To the best of our knowledge, this report demonstrates the first clinical application of low-energy ESWT to successfully treat fracture nonunion of the lesser metatarsals. There is only one description of second and third metatarsal stress fractures among ballet dancers that were treated with low- to medium-energy ESWT. 1 However, this report focused on the acute management of these fractures and did not show its application in managing nonunion or delayed union.

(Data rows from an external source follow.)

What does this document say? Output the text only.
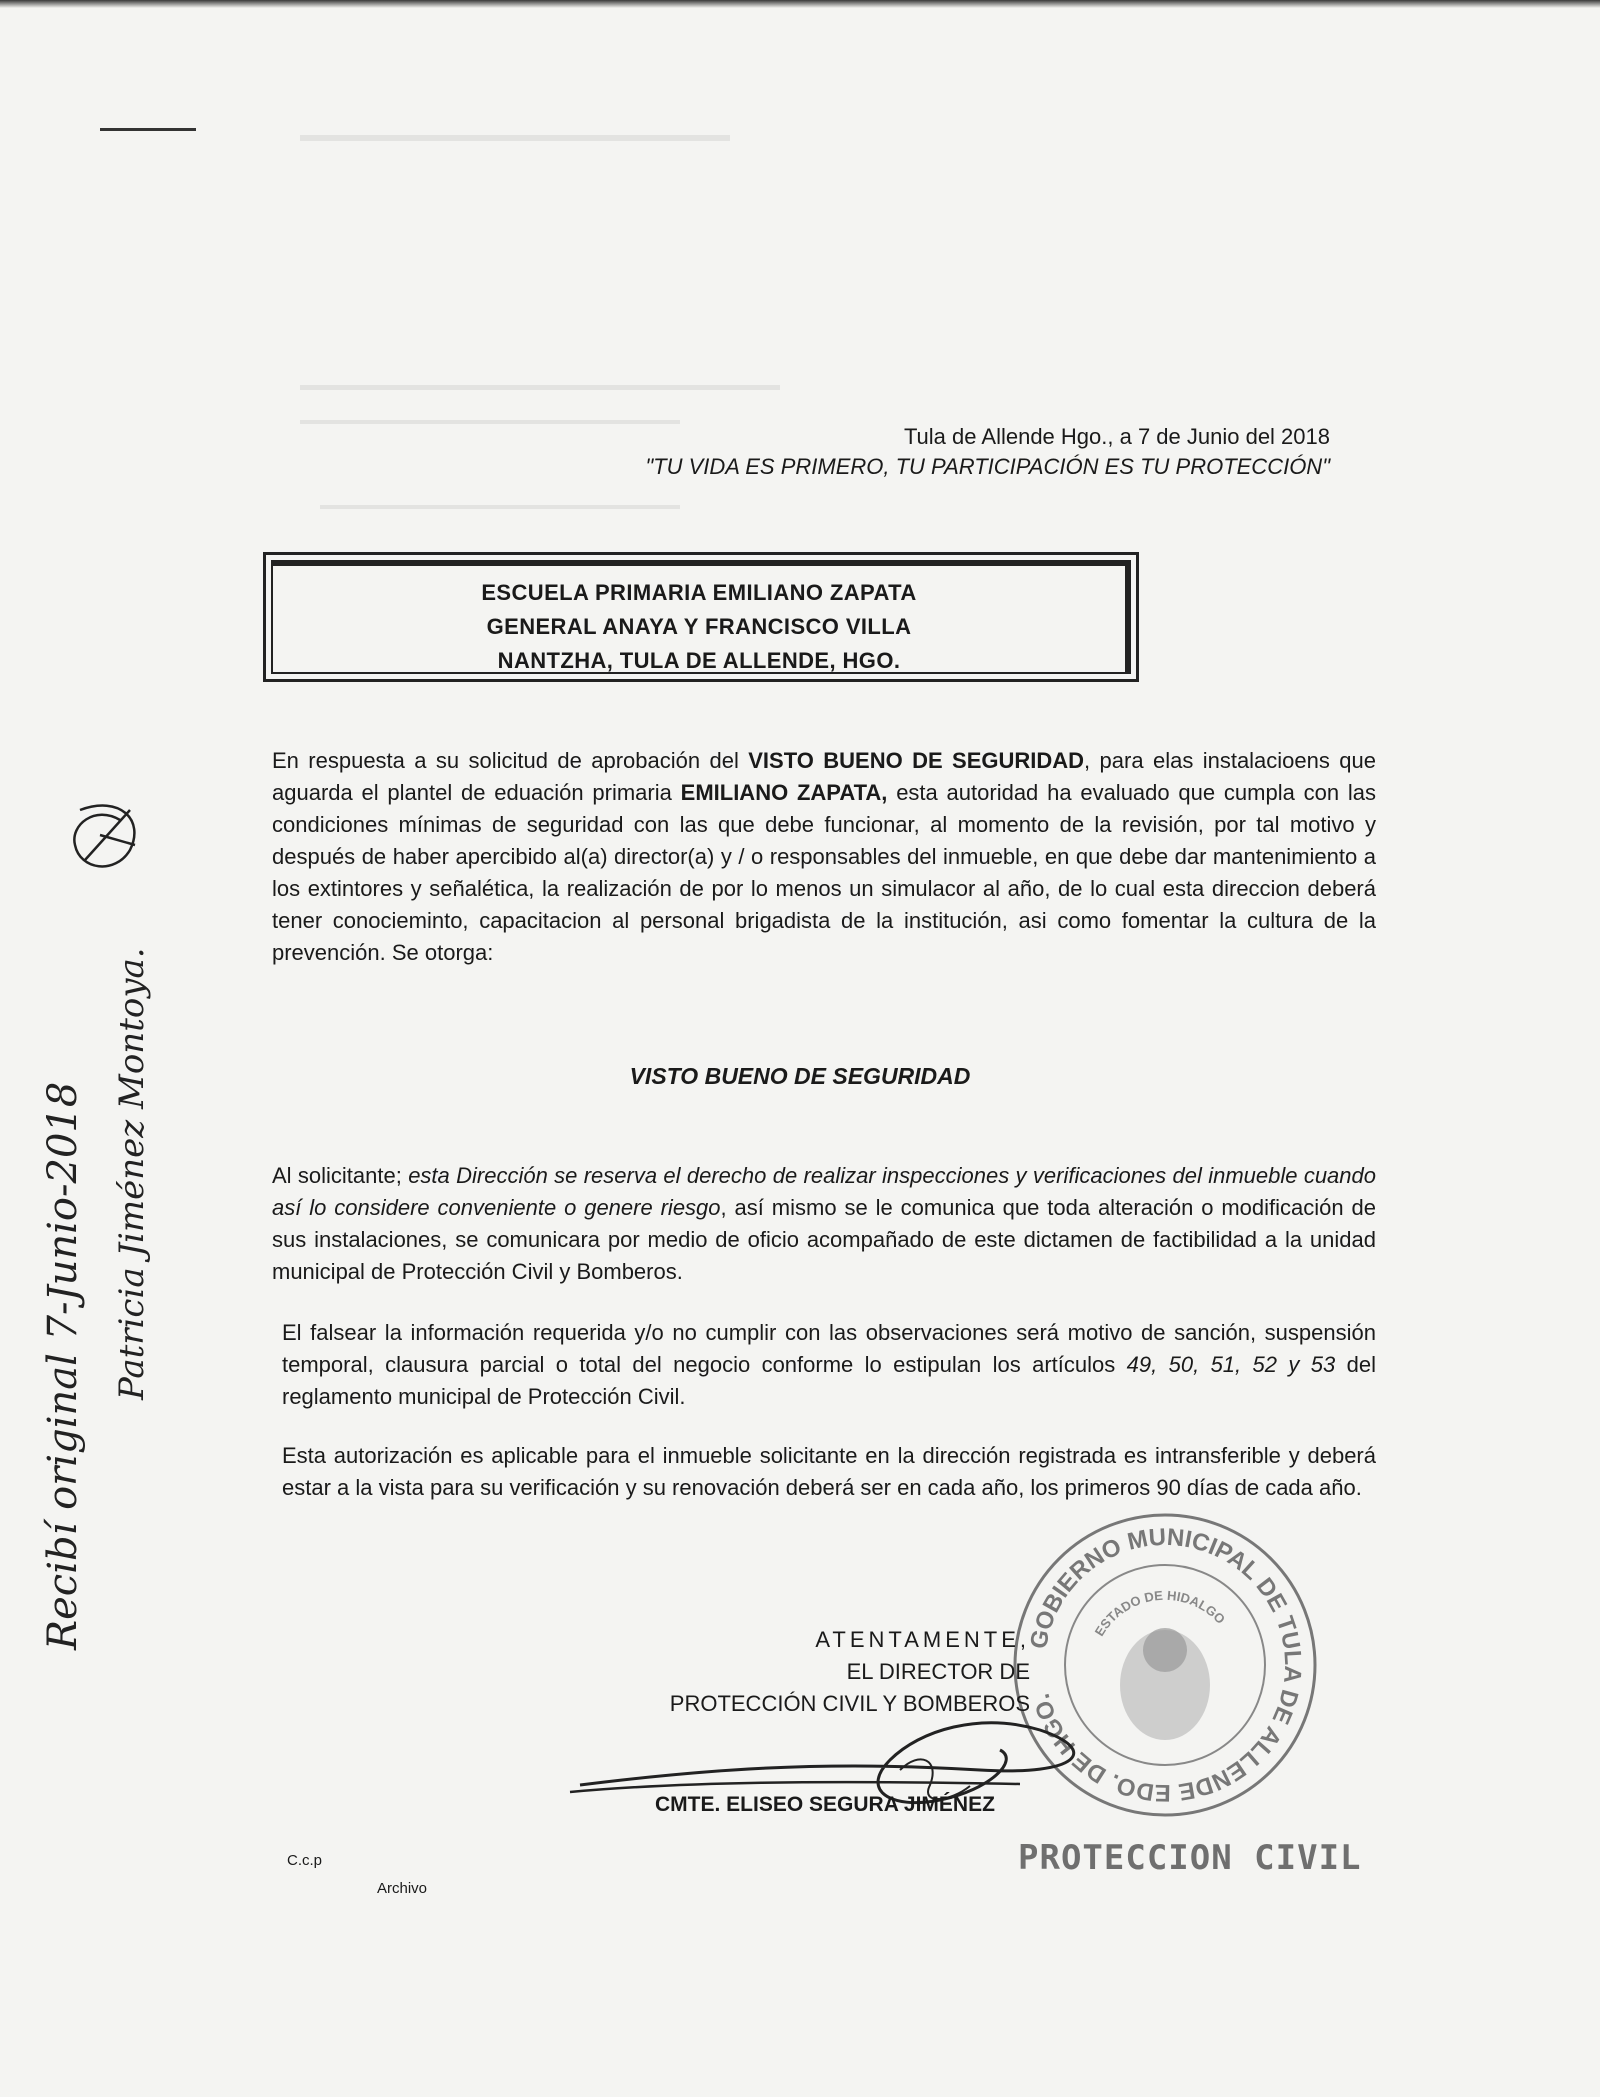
Tula de Allende Hgo., a 7 de Junio del 2018
"TU VIDA ES PRIMERO, TU PARTICIPACIÓN ES TU PROTECCIÓN"
ESCUELA PRIMARIA EMILIANO ZAPATA
GENERAL ANAYA Y FRANCISCO VILLA
NANTZHA, TULA DE ALLENDE, HGO.
En respuesta a su solicitud de aprobación del VISTO BUENO DE SEGURIDAD, para elas instalacioens que aguarda el plantel de eduación primaria EMILIANO ZAPATA, esta autoridad ha evaluado que cumpla con las condiciones mínimas de seguridad con las que debe funcionar, al momento de la revisión, por tal motivo y después de haber apercibido al(a) director(a) y / o responsables del inmueble, en que debe dar mantenimiento a los extintores y señalética, la realización de por lo menos un simulacor al año, de lo cual esta direccion deberá tener conocieminto, capacitacion al personal brigadista de la institución, asi como fomentar la cultura de la prevención. Se otorga:
VISTO BUENO DE SEGURIDAD
Al solicitante; esta Dirección se reserva el derecho de realizar inspecciones y verificaciones del inmueble cuando así lo considere conveniente o genere riesgo, así mismo se le comunica que toda alteración o modificación de sus instalaciones, se comunicara por medio de oficio acompañado de este dictamen de factibilidad a la unidad municipal de Protección Civil y Bomberos.
El falsear la información requerida y/o no cumplir con las observaciones será motivo de sanción, suspensión temporal, clausura parcial o total del negocio conforme lo estipulan los artículos 49, 50, 51, 52 y 53 del reglamento municipal de Protección Civil.
Esta autorización es aplicable para el inmueble solicitante en la dirección registrada es intransferible y deberá estar a la vista para su verificación y su renovación deberá ser en cada año, los primeros 90 días de cada año.
GOBIERNO MUNICIPAL DE TULA DE ALLENDE EDO. DE HGO.
ESTADO DE HIDALGO
PROTECCION CIVIL
ATENTAMENTE,
EL DIRECTOR DE
PROTECCIÓN CIVIL Y BOMBEROS
CMTE. ELISEO SEGURA JIMÉNEZ
C.c.p
Archivo
Recibí original 7-Junio-2018 Patricia Jiménez Montoya.
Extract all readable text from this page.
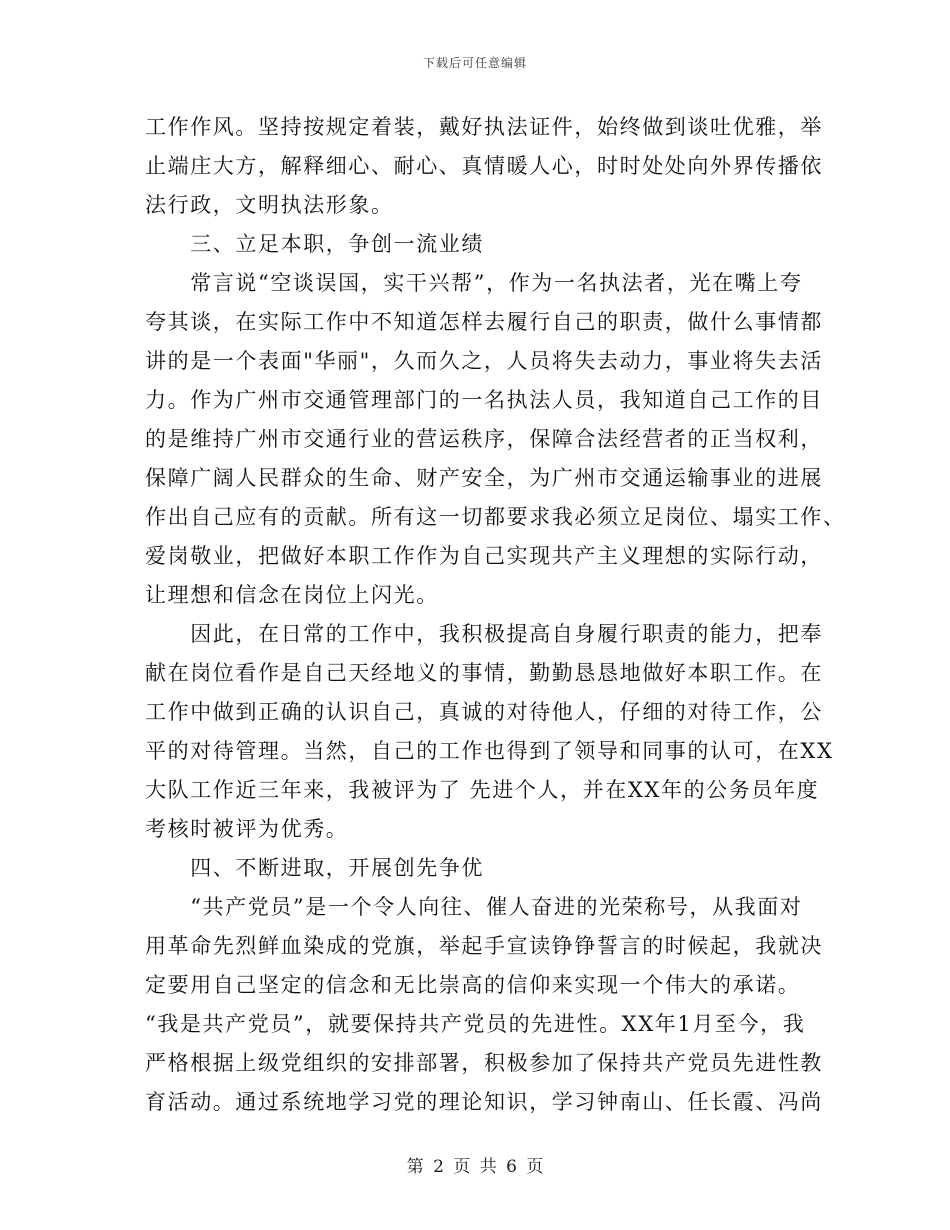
下载后可任意编辑
工作作风。坚持按规定着装，戴好执法证件，始终做到谈吐优雅，举
止端庄大方，解释细心、耐心、真情暖人心，时时处处向外界传播依
法行政，文明执法形象。
　　三、立足本职，争创一流业绩
　　常言说“空谈误国，实干兴帮”，作为一名执法者，光在嘴上夸
夸其谈，在实际工作中不知道怎样去履行自己的职责，做什么事情都
讲的是一个表面"华丽"，久而久之，人员将失去动力，事业将失去活
力。作为广州市交通管理部门的一名执法人员，我知道自己工作的目
的是维持广州市交通行业的营运秩序，保障合法经营者的正当权利，
保障广阔人民群众的生命、财产安全，为广州市交通运输事业的进展
作出自己应有的贡献。所有这一切都要求我必须立足岗位、塌实工作、
爱岗敬业，把做好本职工作作为自己实现共产主义理想的实际行动，
让理想和信念在岗位上闪光。
　　因此，在日常的工作中，我积极提高自身履行职责的能力，把奉
献在岗位看作是自己天经地义的事情，勤勤恳恳地做好本职工作。在
工作中做到正确的认识自己，真诚的对待他人，仔细的对待工作，公
平的对待管理。当然，自己的工作也得到了领导和同事的认可，在XX
大队工作近三年来，我被评为了 先进个人，并在XX年的公务员年度
考核时被评为优秀。
　　四、不断进取，开展创先争优
　　“共产党员”是一个令人向往、催人奋进的光荣称号，从我面对
用革命先烈鲜血染成的党旗，举起手宣读铮铮誓言的时候起，我就决
定要用自己坚定的信念和无比崇高的信仰来实现一个伟大的承诺。
“我是共产党员”，就要保持共产党员的先进性。XX年1月至今，我
严格根据上级党组织的安排部署，积极参加了保持共产党员先进性教
育活动。通过系统地学习党的理论知识，学习钟南山、任长霞、冯尚
第 2 页 共 6 页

In a separate series of six soccer players with fractures of their fifth metatarsal, five presented with delayed union and one with established nonunion despite operative fixation. 12 All underwent low-energy ESWT. Radiographic consolidation occurred between 6 and 12 weeks later, with full return to activity approximately 4 months after start of treatment. As a result, we believe low-energy ESWT should be considered as a first-line treatment option for any patient presenting with a painful delayed union at 3 months where there is no indication of callus or healing on a CT scan. This can be safely administered before consideration for surgical fixation with or without bone graft, if required.
SUMMARY
In summary, this report describes a novel approach to the treatment of nonunion or delayed union of lesser metatarsal fractures. Low-energy ESWT is noninvasive and can be safely applied in an outpatient clinic with no need for an anesthetic. The overall evidence base for using low-energy ESWT to treat fractures remains weak and a randomized controlled trial comparing it to high-energy ESWT is warranted.